Su mirada se pierde, como si hiciera un recuento mental de esas “otras cosas”. Federico Ghazarossian parece ser, finalmente, un bohemio irredento en la búsqueda eterna. “Desde la época de Don Cornelio que estoy de aquí para allá… ¿Quién no está en la búsqueda?”, pregunta.

Siempre se habló del regreso de Don Cornelio… ¿Qué opinás?

-Hubo tres intentos. Y terminó siempre mal… Nos peleamos ya desde el momento de la confección de la lista de temas. No hay caso, loco, no fluye. Y cuando no fluye, no hay con qué darle. No me parece bueno volver.
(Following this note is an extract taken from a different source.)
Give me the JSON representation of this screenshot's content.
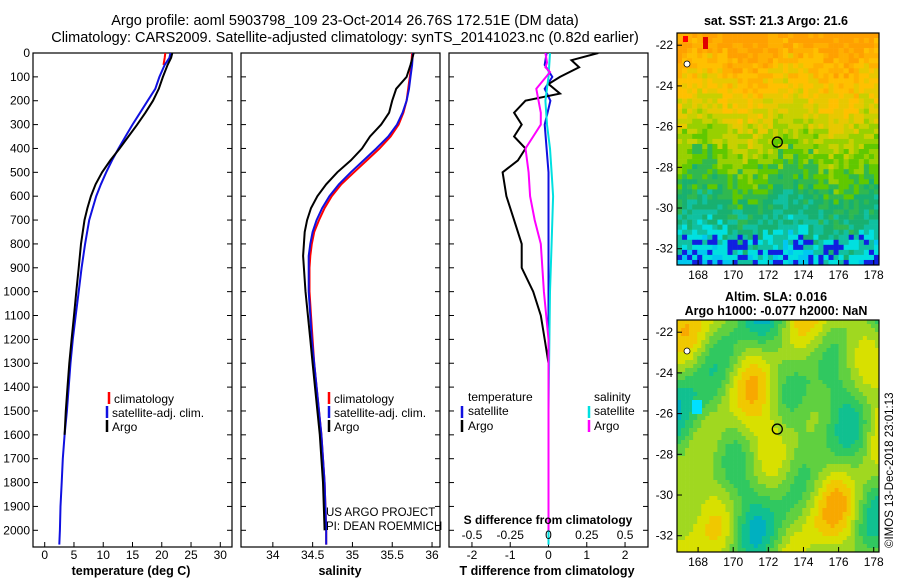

Tal vez soy demasiado idealista. La gente nos pide que regresemos, eh. A cada paso, desde siempre. Pero ¿para qué? Es otra época, somos otros, cambiamos. No querría lucrar con algo tan importante. Sería manchar una historia que ya fue. Lo haría, quizás gratis. Pero tampoco.

¿Imposible?

-Imposible. No da. Por suerte existe Acorazado, la música, los amigos. Donco es el ayer, Potemkin el presente. Y si proyecto hacia el futuro, lo que veo es una casita en el medio de la nada, bien lejos de Buenos Aires, bien lejos de esta locura, leyendo, escribiendo, metido en el viaje de la música, con mis bajos y contrabajos. No creo necesitar mucho más.